A spokesman for First Republic declined to comment further.

Still, analysts' reactions to the news were mixed, with many highlighting the likely rise in expenses in their write-ups to clients.

"There's no getting around it: a higher regulatory cost burden as [First Republic] approaches the $50 [billion] asset threshold would materially dampen near-term [earnings per share] power," said Erika Najarian, a Bank of America analyst, in a note.

Another key question for those concerned about the SIFI threshold is how it sets up large community banks, such as First Republic, against the real industry behemoths, like JPMorgan Chase and Bank of America, both of which have more than $2 trillion in assets.

Complying with the enhanced prudential standards under Dodd-Frank is costly — and the costs are proportionally bigger for banks just hitting the $50 billion mark. That raises the question for some of whether the benefits are similarly proportional.

"Some of the fixed costs of Dodd-Frank, like living wills, were higher than expected and not commensurate with the benefits of covering small institutions," said Klein. "The smaller the bank, the less systemically significant the bank is, and the less benefit you'd get for regulating it as a SIFI."

Moreover, some argue that the threshold could disincentivize growth for banks nearing the $50 billion mark, potentially undercutting the financial reform law's efforts at distributing some of the market power away from a handful of the largest players.

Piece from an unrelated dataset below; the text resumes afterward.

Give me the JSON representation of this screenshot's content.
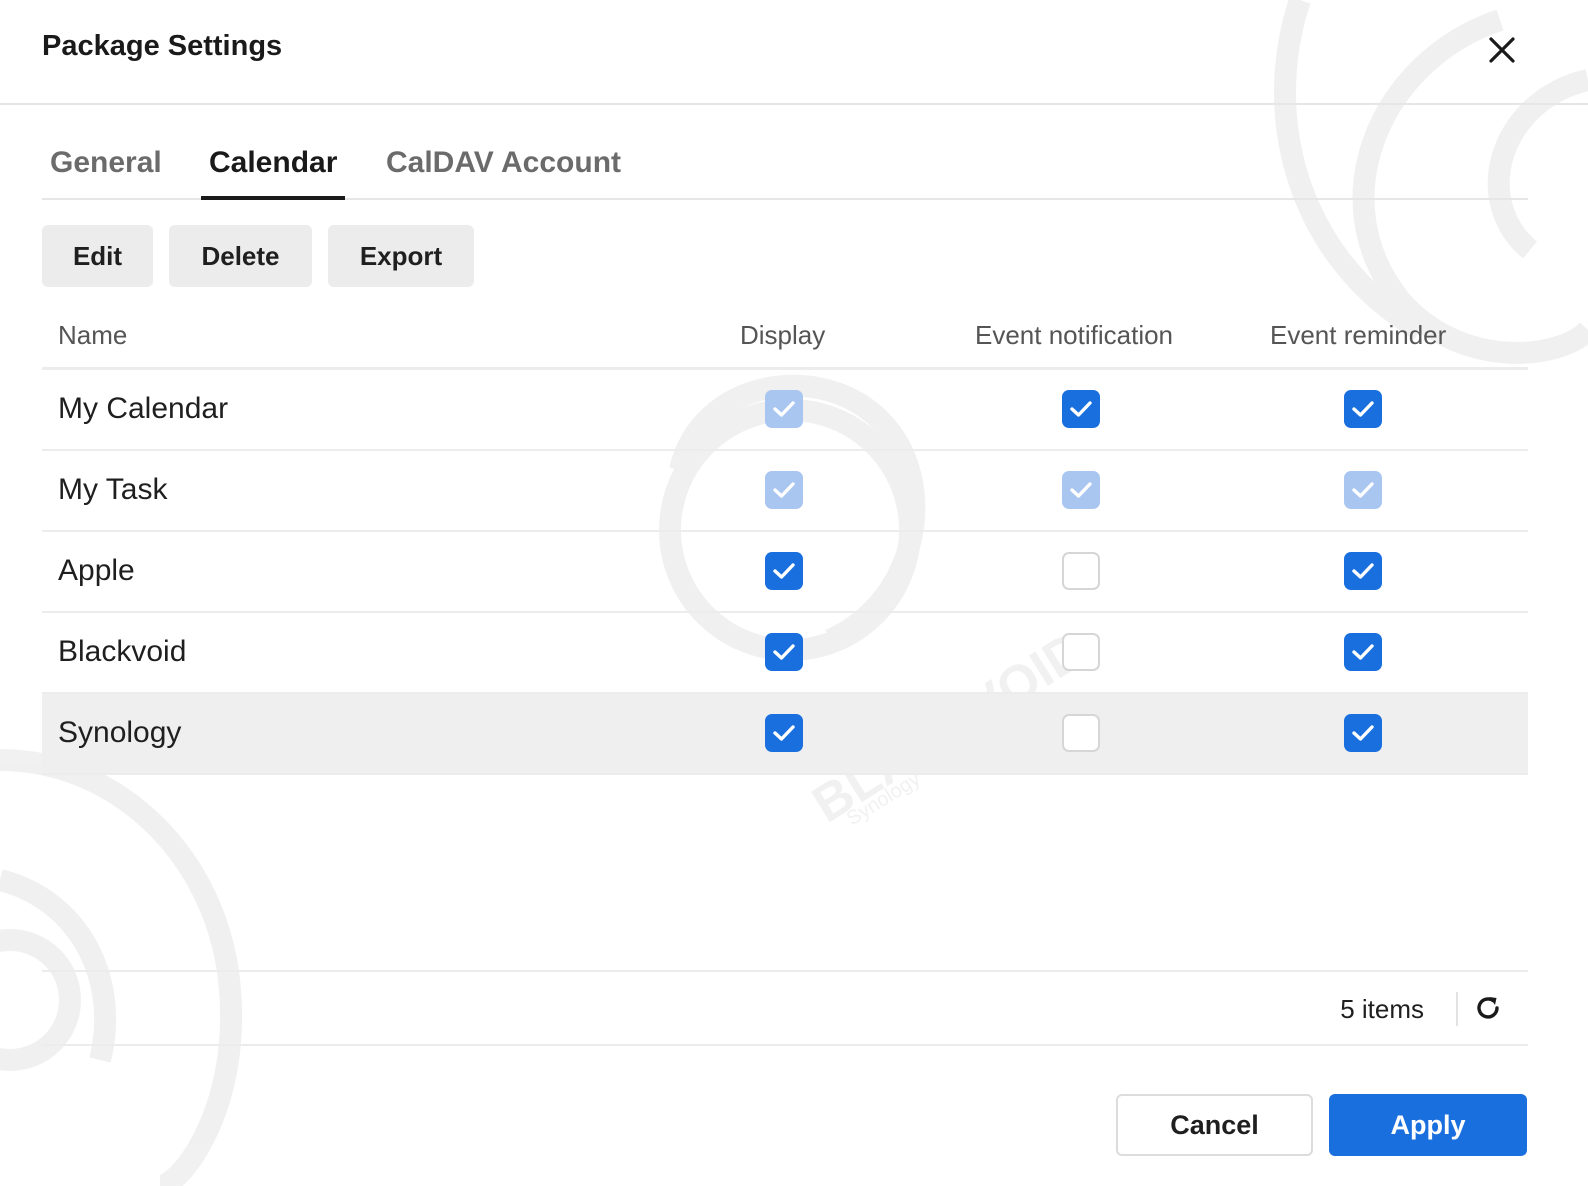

"We're getting closer to the final implementation of Dodd-Frank rules, and we now know that for banks with $250 billion in assets and above there is a desire to focus on their core businesses and probably give up market share and exit certain businesses," said Mills. "But you need someone else to pick up that market share or enter into those business lines, and to the extent you're not facilitating — and even inhibiting — the building of that bench behind the biggest banks, you're unable to accomplish your goals."

Victoria Finkle is American Banker's Capitol Hill reporter.